James Damore thinks he was frogmarched out of Google for telling the truth. In reality, he wrote a 10-page memo, cobbled together from scraps of research chosen to fit his intense fear of gender equality, scrambling to contort his cloistered world view into a case for protecting the boys’ club he’s always felt so safe in.
Life has since come at him with such speed that he’s wound up on Fox News’ Tucker Carlson Tonight, a place where people who aren’t moral amoebas are referred to as “liberals”.
With the look of a fellow who’s just been waterboarded with Vicks VapoRub into a sniffling endorsement of the network’s delirious assertions, the unemployed engineer was a bystander as Carlson denounced Damore’s beloved Google and used the sentiments of the memo to support his own insatiable attachment to 1950s gender roles.

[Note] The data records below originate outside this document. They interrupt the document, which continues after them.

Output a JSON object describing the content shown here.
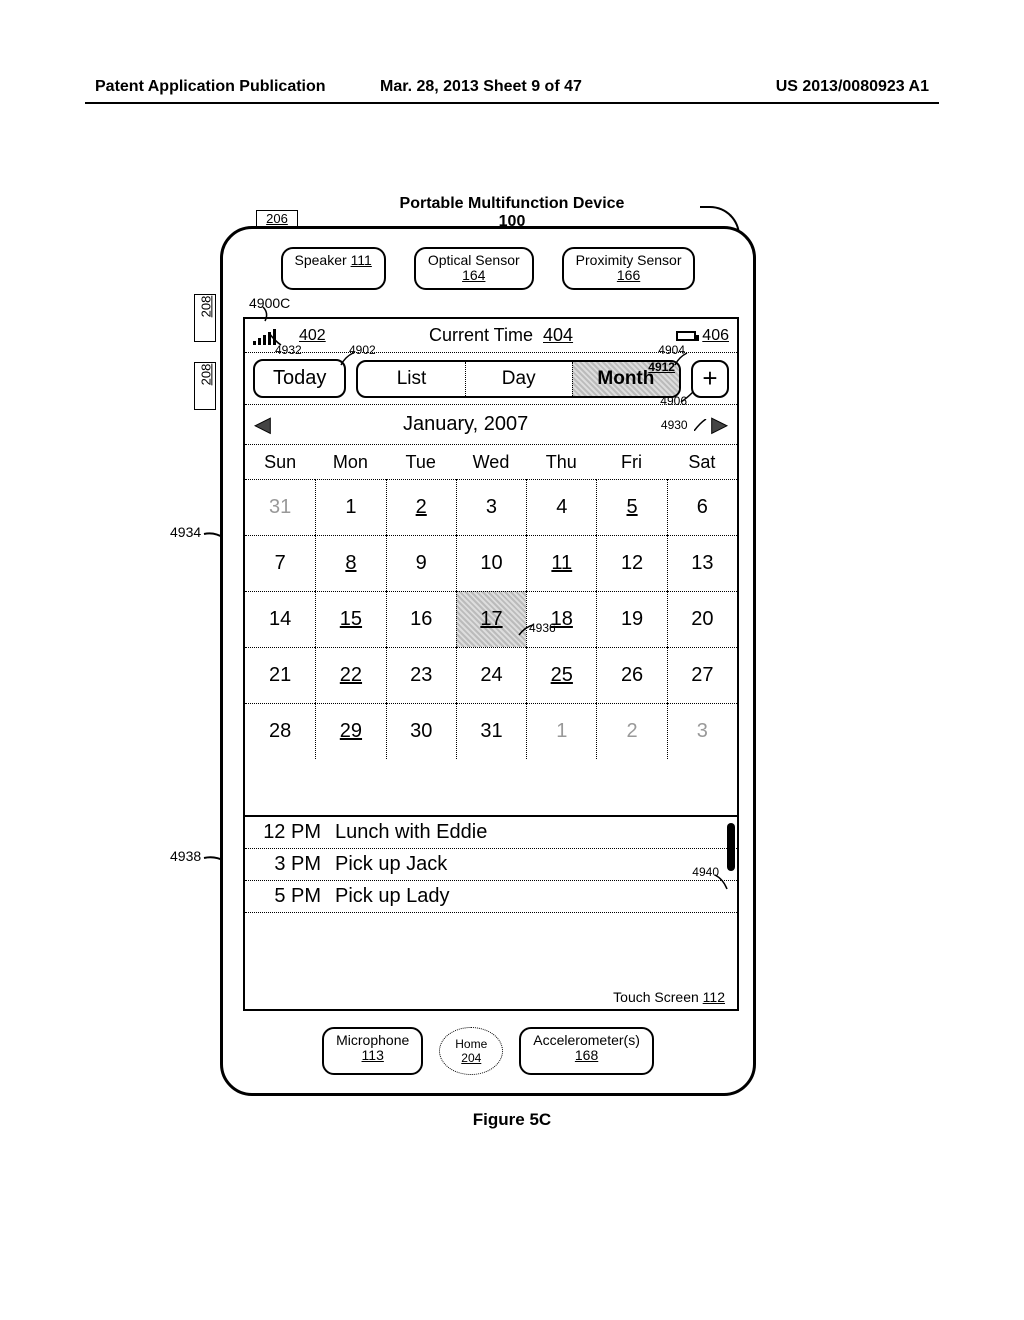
{
  "header": {
    "left": "Patent Application Publication",
    "center": "Mar. 28, 2013  Sheet 9 of 47",
    "right": "US 2013/0080923 A1"
  },
  "title": {
    "line1": "Portable Multifunction Device",
    "line2": "100"
  },
  "device": {
    "top_label_ref": "206",
    "side_refs": [
      "208",
      "208"
    ],
    "speaker": {
      "label": "Speaker",
      "ref": "111"
    },
    "optical": {
      "label": "Optical Sensor",
      "ref": "164"
    },
    "proximity": {
      "label": "Proximity Sensor",
      "ref": "166"
    },
    "microphone": {
      "label": "Microphone",
      "ref": "113"
    },
    "home": {
      "label": "Home",
      "ref": "204"
    },
    "accel": {
      "label": "Accelerometer(s)",
      "ref": "168"
    },
    "touchscreen": {
      "label": "Touch Screen",
      "ref": "112"
    }
  },
  "screen": {
    "ref_4900C": "4900C",
    "status": {
      "signal_ref": "402",
      "time_label": "Current Time",
      "time_ref": "404",
      "battery_ref": "406"
    },
    "toolbar": {
      "today": "Today",
      "seg": [
        "List",
        "Day",
        "Month"
      ],
      "selected_index": 2,
      "ref_4902": "4902",
      "ref_4904": "4904",
      "ref_4906": "4906",
      "ref_4912": "4912"
    },
    "month": {
      "title": "January, 2007",
      "ref_prev": "4932",
      "ref_next": "4930",
      "dow": [
        "Sun",
        "Mon",
        "Tue",
        "Wed",
        "Thu",
        "Fri",
        "Sat"
      ],
      "cells": [
        {
          "d": "31",
          "dim": true
        },
        {
          "d": "1"
        },
        {
          "d": "2",
          "u": true
        },
        {
          "d": "3"
        },
        {
          "d": "4"
        },
        {
          "d": "5",
          "u": true
        },
        {
          "d": "6"
        },
        {
          "d": "7"
        },
        {
          "d": "8",
          "u": true
        },
        {
          "d": "9"
        },
        {
          "d": "10"
        },
        {
          "d": "11",
          "u": true
        },
        {
          "d": "12"
        },
        {
          "d": "13"
        },
        {
          "d": "14"
        },
        {
          "d": "15",
          "u": true
        },
        {
          "d": "16"
        },
        {
          "d": "17",
          "u": true,
          "sel": true
        },
        {
          "d": "18",
          "u": true
        },
        {
          "d": "19"
        },
        {
          "d": "20"
        },
        {
          "d": "21"
        },
        {
          "d": "22",
          "u": true
        },
        {
          "d": "23"
        },
        {
          "d": "24"
        },
        {
          "d": "25",
          "u": true
        },
        {
          "d": "26"
        },
        {
          "d": "27"
        },
        {
          "d": "28"
        },
        {
          "d": "29",
          "u": true
        },
        {
          "d": "30"
        },
        {
          "d": "31"
        },
        {
          "d": "1",
          "dim": true
        },
        {
          "d": "2",
          "dim": true
        },
        {
          "d": "3",
          "dim": true
        }
      ],
      "ref_4934": "4934",
      "ref_4936": "4936",
      "ref_4938": "4938",
      "ref_4940": "4940"
    },
    "events": [
      {
        "time": "12 PM",
        "title": "Lunch with Eddie"
      },
      {
        "time": "3 PM",
        "title": "Pick up Jack"
      },
      {
        "time": "5 PM",
        "title": "Pick up Lady"
      }
    ]
  },
  "figure_label": "Figure 5C"
}
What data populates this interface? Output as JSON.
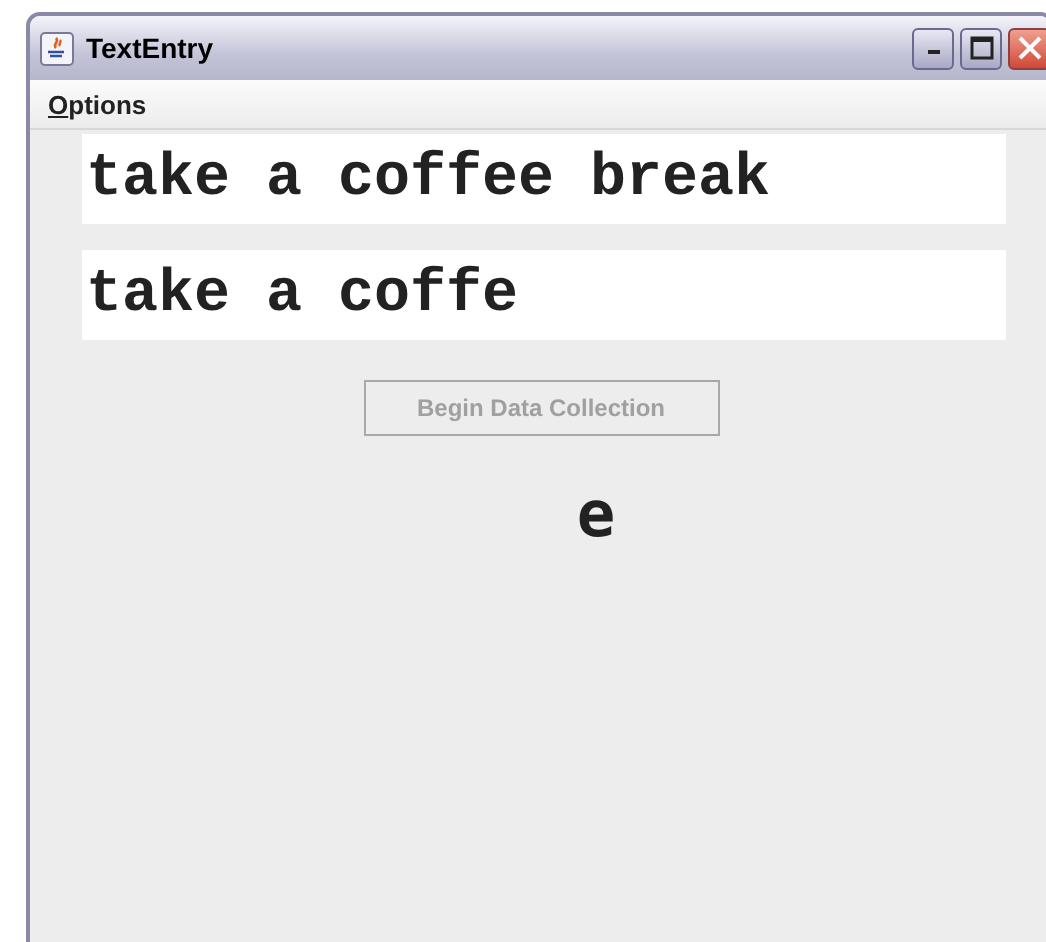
{
  "window": {
    "title": "TextEntry"
  },
  "menu": [
    {
      "label": "Options"
    }
  ],
  "fields": [
    {
      "value": "take a coffee break"
    },
    {
      "value": "take a coffe"
    }
  ],
  "button": {
    "label": "Begin Data Collection",
    "disabled": true
  },
  "current_letter": "e"
}
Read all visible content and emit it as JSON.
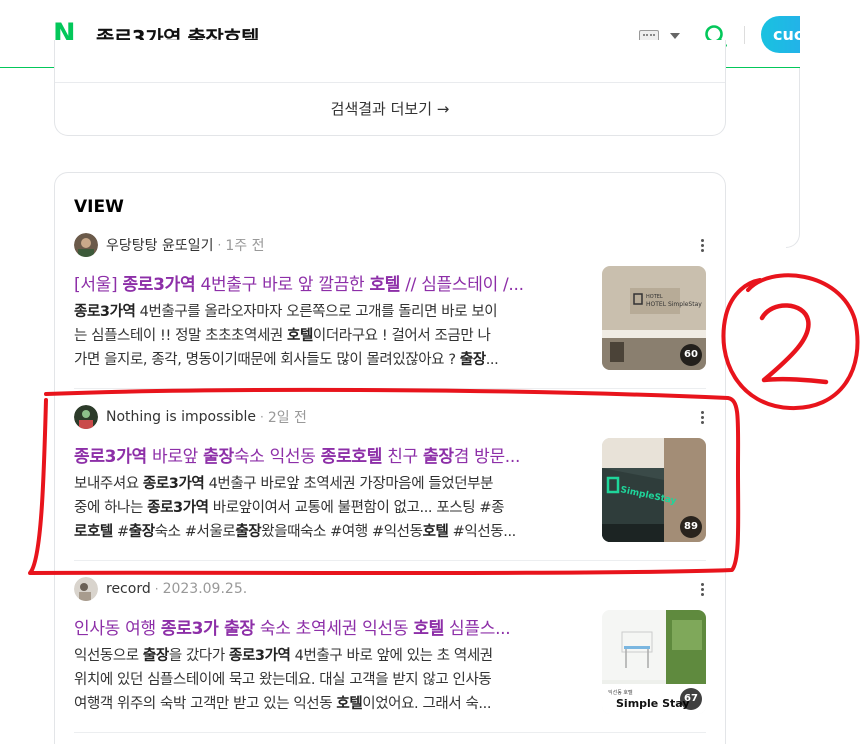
{
  "header": {
    "query": "종로3가역 출장호텔",
    "logo": "N",
    "button_label": "cuc"
  },
  "more_card": {
    "link_label": "검색결과 더보기 →"
  },
  "view": {
    "title": "VIEW",
    "posts": [
      {
        "author": "우당탕탕 윤또일기",
        "time": "1주 전",
        "title_parts": [
          "[서울] ",
          "종로3가역",
          " 4번출구 바로 앞 깔끔한 ",
          "호텔",
          " // 심플스테이 /..."
        ],
        "desc_lines": [
          [
            "종로3가역",
            " 4번출구를 올라오자마자 오른쪽으로 고개를 돌리면 바로 보이"
          ],
          [
            "는 심플스테이 !! 정말 초초초역세권 ",
            "호텔",
            "이더라구요 ! 걸어서 조금만 나"
          ],
          [
            "가면 을지로, 종각, 명동이기때문에 회사들도 많이 몰려있잖아요 ? ",
            "출장",
            "..."
          ]
        ],
        "thumb_count": "60",
        "thumb_text": "HOTEL SimpleStay"
      },
      {
        "author": "Nothing is impossible",
        "time": "2일 전",
        "title_parts": [
          "종로3가역",
          " 바로앞 ",
          "출장",
          "숙소 익선동 ",
          "종로호텔",
          " 친구 ",
          "출장",
          "겸 방문..."
        ],
        "desc_lines": [
          [
            "보내주셔요 ",
            "종로3가역",
            " 4번출구 바로앞 초역세권 가장마음에 들었던부분"
          ],
          [
            "중에 하나는 ",
            "종로3가역",
            " 바로앞이여서 교통에 불편함이 없고... 포스팅 #종"
          ],
          [
            "로호텔",
            " #",
            "출장",
            "숙소 #서울로",
            "출장",
            "왔을때숙소 #여행 #익선동",
            "호텔",
            " #익선동..."
          ]
        ],
        "thumb_count": "89",
        "thumb_text": "HOTEL SimpleStay"
      },
      {
        "author": "record",
        "time": "2023.09.25.",
        "title_parts": [
          "인사동 여행 ",
          "종로3가 출장",
          " 숙소 초역세권 익선동 ",
          "호텔",
          " 심플스..."
        ],
        "desc_lines": [
          [
            "익선동으로 ",
            "출장",
            "을 갔다가 ",
            "종로3가역",
            " 4번출구 바로 앞에 있는 초 역세권"
          ],
          [
            "위치에 있던 심플스테이에 묵고 왔는데요. 대실 고객을 받지 않고 인사동"
          ],
          [
            "여행객 위주의 숙박 고객만 받고 있는 익선동 ",
            "호텔",
            "이었어요. 그래서 숙..."
          ]
        ],
        "thumb_count": "67",
        "thumb_text": "Simple Stay",
        "thumb_subtext": "익선동 호텔"
      }
    ]
  },
  "annotation": {
    "label": "2",
    "color": "#e8141c"
  }
}
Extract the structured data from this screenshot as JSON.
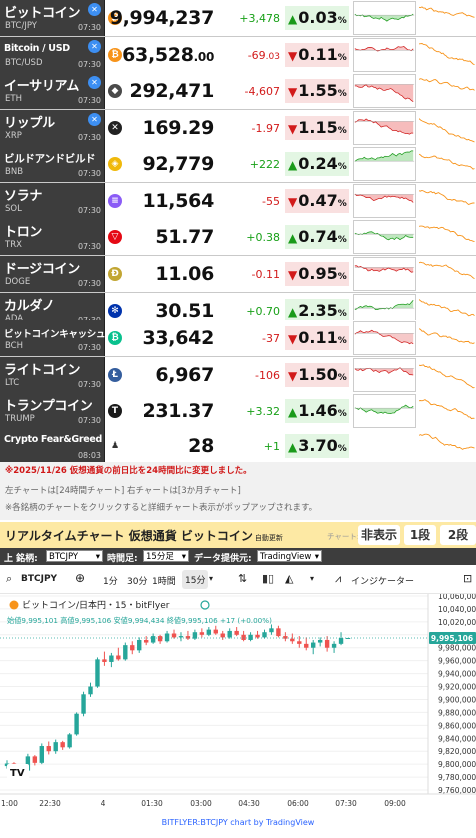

To paraphrase David Brent, you write one manifesto calling women neurotics and you’re labelled a sexist.
Damore is now no more than a mascot for alt-right propaganda, but Julian Assange believes Google should have let the memo start a conversation to see if employment diversity might be a load of old tosh after all, rather than remain in 2017. He even offered Damore a job himself.
Unless that job is mucking out the Ecuadorian embassy bogs, we respectfully disapprove.
It has emerged we may have spent more than the past decade creating complicated, unmemorable passwords and changing them every few months for absolutely no reason.
Bill Burr, the author of the publication that went on to become the template for password security, has confessed to regretting his advice that they should include random numbers, capital letters and symbols to make them harder to crack.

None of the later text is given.